La película podría haber usado un poco más de este tipo de cosas, dada la mayor evaluación de amenazas posterior al 11-S. Los oficiales de la CIA que creían que el programa estaba funcionando no eran más monstruosos que los civiles que creen hasta el día de hoy que debe haber funcionado, incluso si no fuera así. Que casi la mitad de los estadounidenses apoyan el trato rudo de los prisioneros suena inquietante. Pero la pregunta de la encuesta del CICR simplemente preguntó a los encuestados: «¿Puede ser torturado un combatiente enemigo capturado para obtener información militar importante?» Si se entiende que la información significa que la información militar importante en cuestión salvaría vidas inocentes, ya no es una prueba de decencia, pero un dilema moral Pocas personas moralmente serias afirmarían rotundamente que decenas de personas inocentes deben morir para evitarle a alguien como Khaled Sheikh Mohammad la prueba de ser embarcado en el agua. Si, por otro lado, la pregunta hubiera estipulado que tales casos de «bomba de relojería» son raros y que la tortura rara vez es un medio eficaz para obtener inteligencia, ¿cuántos encuestados habrían dado la misma respuesta? Que yo sepa, la pregunta no ha sido encuestada en estos términos, pero esta es la pregunta que el Informe nos pide que consideremos.

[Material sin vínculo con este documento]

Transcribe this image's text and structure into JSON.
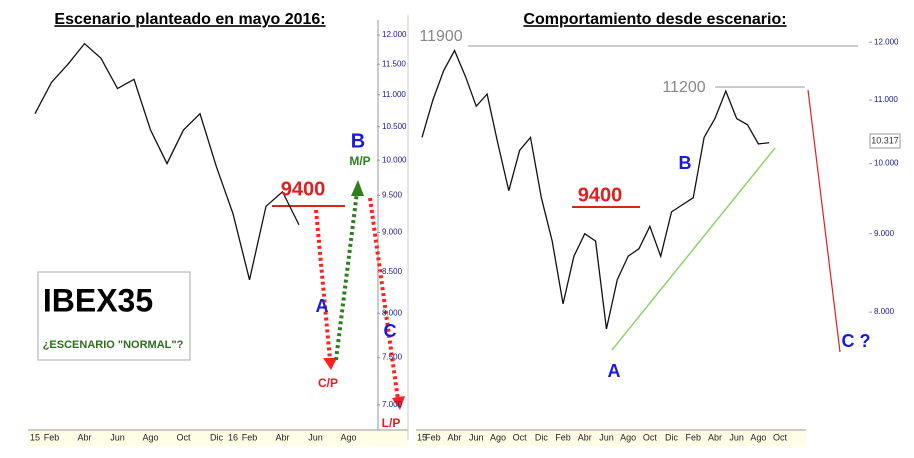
{
  "chart_data": [
    {
      "type": "line",
      "title": "Escenario planteado en mayo 2016:",
      "categories": [
        "15",
        "Feb",
        null,
        "Abr",
        null,
        "Jun",
        null,
        "Ago",
        null,
        "Oct",
        null,
        "Dic",
        "16",
        "Feb",
        null,
        "Abr",
        null,
        "Jun",
        null,
        "Ago",
        null
      ],
      "series": [
        {
          "color": "#111111",
          "values": [
            10700,
            11200,
            11500,
            11850,
            11600,
            11100,
            11250,
            10450,
            9950,
            10450,
            10700,
            9900,
            9250,
            8400,
            9350,
            9550,
            9100,
            null,
            null,
            null,
            null
          ]
        }
      ],
      "log": true,
      "ylim": [
        7000,
        12000
      ],
      "yticks": [
        {
          "value": 12000,
          "label": "12.000"
        },
        {
          "value": 11500,
          "label": "11.500"
        },
        {
          "value": 11000,
          "label": "11.000"
        },
        {
          "value": 10500,
          "label": "10.500"
        },
        {
          "value": 10000,
          "label": "10.000"
        },
        {
          "value": 9500,
          "label": "9.500"
        },
        {
          "value": 9000,
          "label": "9.000"
        },
        {
          "value": 8500,
          "label": "8.500"
        },
        {
          "value": 8000,
          "label": "8.000"
        },
        {
          "value": 7500,
          "label": "7.500"
        },
        {
          "value": 7000,
          "label": "7.000"
        }
      ],
      "annotations": [
        "9400",
        "B",
        "M/P",
        "A",
        "C/P",
        "C",
        "L/P",
        "IBEX35",
        "¿ESCENARIO \"NORMAL\"?"
      ]
    },
    {
      "type": "line",
      "title": "Comportamiento desde escenario:",
      "categories": [
        "15",
        "Feb",
        null,
        "Abr",
        null,
        "Jun",
        null,
        "Ago",
        null,
        "Oct",
        null,
        "Dic",
        null,
        "Feb",
        null,
        "Abr",
        null,
        "Jun",
        null,
        "Ago",
        null,
        "Oct",
        null,
        "Dic",
        null,
        "Feb",
        null,
        "Abr",
        null,
        "Jun",
        null,
        "Ago",
        null,
        "Oct"
      ],
      "series": [
        {
          "color": "#111111",
          "values": [
            10400,
            11000,
            11500,
            11850,
            11400,
            10900,
            11100,
            10300,
            9600,
            10200,
            10400,
            9500,
            8900,
            8100,
            8700,
            9000,
            8900,
            7800,
            8400,
            8700,
            8800,
            9100,
            8700,
            9300,
            9400,
            9500,
            10400,
            10700,
            11150,
            10700,
            10600,
            10300,
            10317,
            null
          ]
        }
      ],
      "log": true,
      "ylim": [
        7000,
        12500
      ],
      "yticks": [
        {
          "value": 12000,
          "label": "12.000"
        },
        {
          "value": 11000,
          "label": "11.000"
        },
        {
          "value": 10000,
          "label": "10.000"
        },
        {
          "value": 9000,
          "label": "9.000"
        },
        {
          "value": 8000,
          "label": "8.000"
        }
      ],
      "annotations": [
        "11900",
        "11200",
        "9400",
        "B",
        "A",
        "C ?",
        "10.317"
      ]
    }
  ]
}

Los límites éticos de la conducta permisible rara vez son claros y brillantes cuando las sociedades libres participan en una guerra asimétrica con grupos fanáticos como ISIS, Al Qaeda o Hamas, que no observan ninguna de las normas del derecho internacional. Pero parte de lo que distingue a las democracias de las tiranías y las organizaciones terroristas es que los debates sobre cómo equilibrar la seguridad y los imperativos morales se desarrollan en los niveles más altos del gobierno, en los tribunales y en la prensa libre. Una de las últimas líneas de la película está entre las mejores, y gracias a Dios que se incluyó. Para que nadie salga pensando que Estados Unidos es moralmente equivalente a los que está luchando (o preguntándose si los guionistas podrían pensarlo en secreto), el Jefe de Gabinete de Barack Obama, Denis McDonough, le dice a una sala llena de senadores: «La democracia es desordenada. Pensemos cuántos países hay en el mundo en los que un informe como este podría hacerse”. Ciertamente no hay muchos.

Un comentario en “El informe.”

  1. Coincido, alcanzan los dedos de las manos para contar los países en los que un informe como éste pueda hacerse y sobran algunos de una sola mano en los que se haga público y se filme una película sobre el mismo.